"Noch das äußerste Bewußtsein vom Verhängnis droht zum Geschwätz zu
entarten. Kulturkritik findet sich der letzten Stufe der Dialektik von Kultur
und Barbarei gegenüber: nach Auschwitz ein Gedicht zu schreiben, ist
barbarisch, und das frißt auch die Erkenntnis an, die ausspricht, warum es
unmöglich ward, heute Gedichte zu schreiben." -
Diese Worte Theodor W. Adornos prägten das Bewußtsein der deutschen
Nachkriegsdemokratie. Abgesehen davon, daß Adorno ohnehin keine Gedichte
schreiben konnte und viele Versuche, seine Aussage als "wahr" zu
beweisen, gescheitert sind, ist es Uwe Lammla zu verdanken, diesen Irrtum des
Philosophen aufgezeigt zu haben: Nach Auschwitz können Gedichte geschrieben
werden und zwar dezidiert naturverbundene deutsche Gedichte.
Mit dem "Tannhäuserland" gibt Lammla ein Beispiel dafür ab. Er
wendet sich in mehreren Zyklen seiner thüringischen Heimat zu und gibt zu
bedenken, daß wenn die Welt noch so verroht ist, man Gott und seinem Gebote
folgen solle. Das erste Buch beschreibt das Orlagau und folgt dem Lauf der Saale
in Thüringen:
"Am Saalestrande stolze Burgen wachen,
Daß deutsch der Glaube sei und frei das Feld,
Denn nur der freie Bauer nährt die Welt,
Die dies vergißt bei spielerischen Sachen."
Es gibt für den Dichter also eine geistige Kontinuität, eine Fortdauer
mentaler Dispositionen und ethnisch-kultureller Prägungen, die auch bei
äußerem Wandel der Verhältnisse, trotz aller politischen, wirtschaftlichen
und technischen Umwälzungen und ungeachtet tief greifender historischer
Verwerfungen wirksam bleiben. Desgleichen werden lyrisch die Rhönberge
erwandert sowie der Rennsteig von Hörschel bis Blankenstein. Der triumphale
Einstieg "Thuringia" macht die integrative Kraft des deutschen
Anspruchs deutlich, eine Gemeinschaft zu bilden, solange die Sprache eine
gemeinsame ist. Diese hegelianische Perspektive bewahrt den Blick für die
großen Zusammenhänge und schützt insbesondere den Reichtum der sprachlichen
Wirklichkeit vor aushöhlenden Reduktionen - gerade in Deutschland.

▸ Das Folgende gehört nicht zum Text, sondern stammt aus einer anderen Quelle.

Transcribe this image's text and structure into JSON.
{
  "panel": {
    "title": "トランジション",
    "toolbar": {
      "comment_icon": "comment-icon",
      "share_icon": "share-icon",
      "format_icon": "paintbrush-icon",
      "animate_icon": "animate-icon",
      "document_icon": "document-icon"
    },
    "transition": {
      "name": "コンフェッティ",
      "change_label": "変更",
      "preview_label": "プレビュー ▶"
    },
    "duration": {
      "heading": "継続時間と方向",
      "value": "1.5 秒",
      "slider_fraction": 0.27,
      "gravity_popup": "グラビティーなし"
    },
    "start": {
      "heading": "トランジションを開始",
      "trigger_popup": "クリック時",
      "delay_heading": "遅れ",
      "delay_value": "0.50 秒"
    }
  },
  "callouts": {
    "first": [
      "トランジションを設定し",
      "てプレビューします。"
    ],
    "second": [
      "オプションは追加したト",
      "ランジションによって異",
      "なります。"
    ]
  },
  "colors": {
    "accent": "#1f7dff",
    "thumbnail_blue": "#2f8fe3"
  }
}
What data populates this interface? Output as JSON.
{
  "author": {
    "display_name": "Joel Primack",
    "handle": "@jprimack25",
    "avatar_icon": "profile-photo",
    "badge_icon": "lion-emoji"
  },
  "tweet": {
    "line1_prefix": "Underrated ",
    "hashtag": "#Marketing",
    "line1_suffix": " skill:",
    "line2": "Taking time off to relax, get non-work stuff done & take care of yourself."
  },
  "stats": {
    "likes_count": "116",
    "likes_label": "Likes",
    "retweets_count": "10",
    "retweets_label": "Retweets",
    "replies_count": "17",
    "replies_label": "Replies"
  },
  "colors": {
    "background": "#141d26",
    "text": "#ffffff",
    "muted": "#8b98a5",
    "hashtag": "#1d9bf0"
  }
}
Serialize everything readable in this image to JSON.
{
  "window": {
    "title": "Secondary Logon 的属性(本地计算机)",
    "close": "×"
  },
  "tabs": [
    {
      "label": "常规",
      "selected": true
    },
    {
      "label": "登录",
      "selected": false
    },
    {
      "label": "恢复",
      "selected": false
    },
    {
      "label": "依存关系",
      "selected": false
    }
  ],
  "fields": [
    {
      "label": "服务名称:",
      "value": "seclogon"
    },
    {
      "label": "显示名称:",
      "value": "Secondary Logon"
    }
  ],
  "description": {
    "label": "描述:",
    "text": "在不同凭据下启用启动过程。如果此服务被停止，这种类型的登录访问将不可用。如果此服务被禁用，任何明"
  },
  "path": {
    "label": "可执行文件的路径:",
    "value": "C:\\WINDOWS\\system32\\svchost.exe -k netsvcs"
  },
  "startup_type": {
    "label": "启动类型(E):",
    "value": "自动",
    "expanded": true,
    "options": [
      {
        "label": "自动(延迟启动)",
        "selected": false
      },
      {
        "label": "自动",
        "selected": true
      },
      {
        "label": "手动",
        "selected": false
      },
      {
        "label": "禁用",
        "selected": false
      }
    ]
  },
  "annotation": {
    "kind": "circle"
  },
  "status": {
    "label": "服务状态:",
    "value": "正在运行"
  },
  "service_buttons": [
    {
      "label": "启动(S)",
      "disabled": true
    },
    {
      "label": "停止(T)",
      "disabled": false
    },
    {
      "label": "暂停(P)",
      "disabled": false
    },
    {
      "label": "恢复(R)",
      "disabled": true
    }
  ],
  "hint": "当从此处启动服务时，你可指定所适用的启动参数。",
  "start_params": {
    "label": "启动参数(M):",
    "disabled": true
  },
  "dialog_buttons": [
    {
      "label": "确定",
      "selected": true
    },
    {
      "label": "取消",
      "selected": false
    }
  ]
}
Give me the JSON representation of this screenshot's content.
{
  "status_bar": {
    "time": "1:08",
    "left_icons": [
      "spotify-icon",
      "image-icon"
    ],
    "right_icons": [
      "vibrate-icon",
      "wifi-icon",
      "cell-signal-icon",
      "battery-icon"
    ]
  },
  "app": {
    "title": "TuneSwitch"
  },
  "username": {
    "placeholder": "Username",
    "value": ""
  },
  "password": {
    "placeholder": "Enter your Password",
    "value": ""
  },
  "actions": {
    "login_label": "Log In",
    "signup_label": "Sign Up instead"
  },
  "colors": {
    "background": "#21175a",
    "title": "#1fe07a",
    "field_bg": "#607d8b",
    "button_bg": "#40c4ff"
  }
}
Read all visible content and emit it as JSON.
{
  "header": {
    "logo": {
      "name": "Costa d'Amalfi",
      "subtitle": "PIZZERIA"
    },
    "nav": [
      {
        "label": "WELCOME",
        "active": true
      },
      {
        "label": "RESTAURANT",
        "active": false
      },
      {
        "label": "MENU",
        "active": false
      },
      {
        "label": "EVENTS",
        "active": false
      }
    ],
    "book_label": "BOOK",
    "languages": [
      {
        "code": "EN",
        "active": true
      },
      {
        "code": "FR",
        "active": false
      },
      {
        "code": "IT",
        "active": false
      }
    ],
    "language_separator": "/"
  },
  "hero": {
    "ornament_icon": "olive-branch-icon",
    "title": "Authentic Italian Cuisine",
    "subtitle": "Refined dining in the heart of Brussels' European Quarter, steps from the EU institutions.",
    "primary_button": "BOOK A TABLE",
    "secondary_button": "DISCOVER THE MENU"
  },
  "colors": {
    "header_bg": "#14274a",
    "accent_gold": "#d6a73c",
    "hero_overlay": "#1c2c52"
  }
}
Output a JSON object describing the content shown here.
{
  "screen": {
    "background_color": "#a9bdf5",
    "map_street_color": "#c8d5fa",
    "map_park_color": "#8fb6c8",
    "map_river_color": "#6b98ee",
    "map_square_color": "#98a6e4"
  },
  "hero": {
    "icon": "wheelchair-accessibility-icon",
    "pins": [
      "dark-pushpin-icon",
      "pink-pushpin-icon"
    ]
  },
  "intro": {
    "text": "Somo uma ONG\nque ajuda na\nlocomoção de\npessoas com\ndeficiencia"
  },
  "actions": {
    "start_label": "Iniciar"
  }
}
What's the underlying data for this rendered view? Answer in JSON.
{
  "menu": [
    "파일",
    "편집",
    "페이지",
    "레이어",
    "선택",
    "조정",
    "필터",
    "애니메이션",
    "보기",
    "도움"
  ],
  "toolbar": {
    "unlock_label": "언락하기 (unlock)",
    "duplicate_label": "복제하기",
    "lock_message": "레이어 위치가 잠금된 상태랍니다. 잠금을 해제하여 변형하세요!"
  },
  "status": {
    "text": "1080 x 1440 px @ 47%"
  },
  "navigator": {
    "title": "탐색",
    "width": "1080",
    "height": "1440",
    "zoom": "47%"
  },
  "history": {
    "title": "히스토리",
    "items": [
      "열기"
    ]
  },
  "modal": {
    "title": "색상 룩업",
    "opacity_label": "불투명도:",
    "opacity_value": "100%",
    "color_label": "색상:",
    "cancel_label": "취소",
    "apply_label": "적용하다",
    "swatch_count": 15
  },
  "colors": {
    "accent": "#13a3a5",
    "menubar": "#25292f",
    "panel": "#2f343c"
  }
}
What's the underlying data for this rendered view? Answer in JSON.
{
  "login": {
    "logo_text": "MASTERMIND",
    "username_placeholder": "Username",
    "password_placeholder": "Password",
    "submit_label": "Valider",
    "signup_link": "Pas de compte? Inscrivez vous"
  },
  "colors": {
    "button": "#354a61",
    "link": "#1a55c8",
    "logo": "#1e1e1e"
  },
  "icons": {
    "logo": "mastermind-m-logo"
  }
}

Im vorliegenden Buch verschmelzen Mythen, Volksglaube, Landschaft und
Überlieferung. Es liegt hier ein sehr persönliches Werk des Dichters vor. Aus
allen Versen spricht immer wieder die Überzeugung, daß dem Dichter deutsche
Dichtung mehr ist, als der bloße Moment preisgibt. Ihre Kraft und Lebenshaltung
zeigt sich als rationale Kraft zur Überwindung der Verwerfungen der Gegenwart
über den Weg der Konvergenz von Physik und Metaphysik, von Empirie und
Idealität. So werden Heimat, Sorgfalt, Gründlichkeit, feste Organisation,
Innerlichkeit und Gemüt, inneres Wachstum des Menschen anstelle seiner
materialistischen Animalisierung sowie die Liebe zum Gewachsenen, zur Heimat und
zur thüringischen Natur zum Mittel der Befreiung der Seele aus der Umgebung und
dem Zwang der Mittelmäßigkeit.
Es werden die heimatlichen Mythen im "Tannhäuserland" zur Quelle des
Lebens unter Anerkennung von Leiden und Demut. Immer wieder stößt der Leser
auf einen höchst anregenden Mikrokosmos eines Dichters, der sowohl die Gabe der
Naturbeobachtung als auch die Gabe zur poetischen Verdichtung seiner Eindrücke
in hohem Maße besitzt. Die Häufung von Charakterbildern ungewöhnlicher
Objekte wird daher kaum einen Leser unberührt lassen.
Lammla zeigt sich einmal mehr als Meister einer Poetik "nach
Auschwitz" und er ruft den Menschen, die noch den Wunsch zur geistigen
Selbsterhaltung abseits einer reproduzierten Negativ-Folie der Geschichte haben,
trefflich zu, nicht hier im Negativen zu verharren, sondern anderswo
selbstbewußt und versöhnend zu stehen:
"Auf die Warte nimm ein Recht
Soll dein Reim nicht ortlos gehn,
Geht es deutschen Landen schlecht,
Auf der Wartburg musst du stehn."
Fazit
Ein Vorzeigewerk moderner deutscher Lyrik.